El prefecto Pascasio se enfureció, pero sus esbirros no pudieron mover a Lucía de su lugar. Según relata la “Leyenda Dorada”, en su ciega furia el prefecto mandó traer mil hombres y bueyes para trasladarla a un burdel. Pero nadie fue capaz de mover a la doncella; tampoco los hechiceros que habían sido llamados para este propósito.

Se cuentan también otros milagros que sucedieron sobre cómo Lucía superó las torturas y fortaleció a los cristianos, hasta que finalmente le clavaron una espada en el cuello.
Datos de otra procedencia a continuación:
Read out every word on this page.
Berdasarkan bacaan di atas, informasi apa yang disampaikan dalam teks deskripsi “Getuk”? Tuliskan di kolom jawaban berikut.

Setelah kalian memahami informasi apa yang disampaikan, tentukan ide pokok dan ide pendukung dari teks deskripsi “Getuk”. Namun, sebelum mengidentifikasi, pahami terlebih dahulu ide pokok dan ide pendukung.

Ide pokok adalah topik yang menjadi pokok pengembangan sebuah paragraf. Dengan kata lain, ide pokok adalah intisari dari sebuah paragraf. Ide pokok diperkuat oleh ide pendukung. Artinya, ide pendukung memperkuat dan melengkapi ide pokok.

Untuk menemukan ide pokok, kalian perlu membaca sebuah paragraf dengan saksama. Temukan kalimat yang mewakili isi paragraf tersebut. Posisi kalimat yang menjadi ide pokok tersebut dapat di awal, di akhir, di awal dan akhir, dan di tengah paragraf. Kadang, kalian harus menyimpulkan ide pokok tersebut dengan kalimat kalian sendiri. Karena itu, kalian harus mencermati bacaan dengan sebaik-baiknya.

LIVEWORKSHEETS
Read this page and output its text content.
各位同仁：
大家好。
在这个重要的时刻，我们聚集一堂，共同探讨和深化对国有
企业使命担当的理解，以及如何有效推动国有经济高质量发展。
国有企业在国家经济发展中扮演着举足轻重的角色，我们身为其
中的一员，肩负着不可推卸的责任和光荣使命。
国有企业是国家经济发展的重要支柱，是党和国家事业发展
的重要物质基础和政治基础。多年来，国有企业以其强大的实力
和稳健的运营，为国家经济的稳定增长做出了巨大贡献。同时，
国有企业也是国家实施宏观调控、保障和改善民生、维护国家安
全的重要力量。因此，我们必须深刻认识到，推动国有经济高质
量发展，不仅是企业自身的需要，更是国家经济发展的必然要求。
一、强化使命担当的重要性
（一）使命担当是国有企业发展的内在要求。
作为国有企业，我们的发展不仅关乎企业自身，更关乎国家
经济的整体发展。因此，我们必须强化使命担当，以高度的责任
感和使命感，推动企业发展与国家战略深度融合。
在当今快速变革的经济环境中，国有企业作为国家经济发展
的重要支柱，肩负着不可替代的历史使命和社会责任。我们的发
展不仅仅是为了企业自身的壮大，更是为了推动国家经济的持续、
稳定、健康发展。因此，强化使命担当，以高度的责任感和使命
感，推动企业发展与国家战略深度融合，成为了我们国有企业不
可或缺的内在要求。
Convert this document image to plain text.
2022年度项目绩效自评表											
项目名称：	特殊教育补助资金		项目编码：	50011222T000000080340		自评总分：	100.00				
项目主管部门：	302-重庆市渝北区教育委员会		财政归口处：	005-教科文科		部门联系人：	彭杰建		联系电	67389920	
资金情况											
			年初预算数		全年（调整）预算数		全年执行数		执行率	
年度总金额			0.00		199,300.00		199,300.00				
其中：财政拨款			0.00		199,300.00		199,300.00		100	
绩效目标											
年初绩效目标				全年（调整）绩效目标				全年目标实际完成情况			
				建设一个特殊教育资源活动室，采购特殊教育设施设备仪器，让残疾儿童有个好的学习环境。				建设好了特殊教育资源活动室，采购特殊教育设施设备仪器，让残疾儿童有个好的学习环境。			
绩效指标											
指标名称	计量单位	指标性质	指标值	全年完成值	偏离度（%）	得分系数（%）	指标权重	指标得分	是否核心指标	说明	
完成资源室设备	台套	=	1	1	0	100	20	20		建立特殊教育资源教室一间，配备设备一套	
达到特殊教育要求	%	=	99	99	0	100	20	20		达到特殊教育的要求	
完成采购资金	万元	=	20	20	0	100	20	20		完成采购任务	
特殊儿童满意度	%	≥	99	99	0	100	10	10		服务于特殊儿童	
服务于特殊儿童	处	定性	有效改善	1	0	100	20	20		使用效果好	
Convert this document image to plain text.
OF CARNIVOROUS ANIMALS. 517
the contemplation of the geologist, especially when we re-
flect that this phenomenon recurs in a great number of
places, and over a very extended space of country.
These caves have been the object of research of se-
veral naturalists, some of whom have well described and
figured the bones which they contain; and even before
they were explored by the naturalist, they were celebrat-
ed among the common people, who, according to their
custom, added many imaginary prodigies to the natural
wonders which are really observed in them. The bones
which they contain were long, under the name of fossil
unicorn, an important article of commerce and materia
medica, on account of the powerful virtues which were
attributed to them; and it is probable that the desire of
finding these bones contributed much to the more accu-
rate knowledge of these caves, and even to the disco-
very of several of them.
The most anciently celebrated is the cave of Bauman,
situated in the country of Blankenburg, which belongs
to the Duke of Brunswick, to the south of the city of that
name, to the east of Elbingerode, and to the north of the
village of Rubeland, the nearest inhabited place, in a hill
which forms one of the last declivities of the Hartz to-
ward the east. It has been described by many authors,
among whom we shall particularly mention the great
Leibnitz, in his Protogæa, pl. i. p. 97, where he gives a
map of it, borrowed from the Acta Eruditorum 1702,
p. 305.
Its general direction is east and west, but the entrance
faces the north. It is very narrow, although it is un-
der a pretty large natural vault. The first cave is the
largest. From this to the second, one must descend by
Pero incluso entonces no murió de inmediato, sino que permaneció con vida hasta que un sacerdote le trajo la santa comunión, el Cuerpo del Señor.

En nuestros tiempos, también necesitamos la valentía de permanecer fieles a la santa fe y de no negar a Cristo bajo ninguna circunstancia. Los mártires no hacían ningún tipo de compromisos, ni retiradas, ni relativizaciones… Su ejemplo los mantiene para siempre en alto, como aquellos que, con la gracia de Dios, combatieron el noble combate y salieron victoriosos (cf. 2Tim 4,7). Es imposible pasar de largo ante el ejemplo que nos dejaron, pues en ellos resplandece el Señor mismo.

Pero no son sólo un modelo a seguir; sino que son también nuestros hermanos en el cielo, que están siempre dispuestos a levantarnos a los débiles. Ciertamente el martirio cruento no está previsto para cada persona, pero todo aquel que siga sinceramente al Señor está llamado a permanecerle fiel hasta la muerte (Ap 2,10), cada cual en el sitio donde Dios lo haya colocado.

Santa Lucía se entregó al Señor siendo aún muy joven, repartió sus riquezas a los pobres y mostró su amor a Jesús hasta la muerte.

Ruega por nosotros, Santa Lucía, para que también en nuestra vida resplandezca la luz del Señor y para que nunca lo neguemos.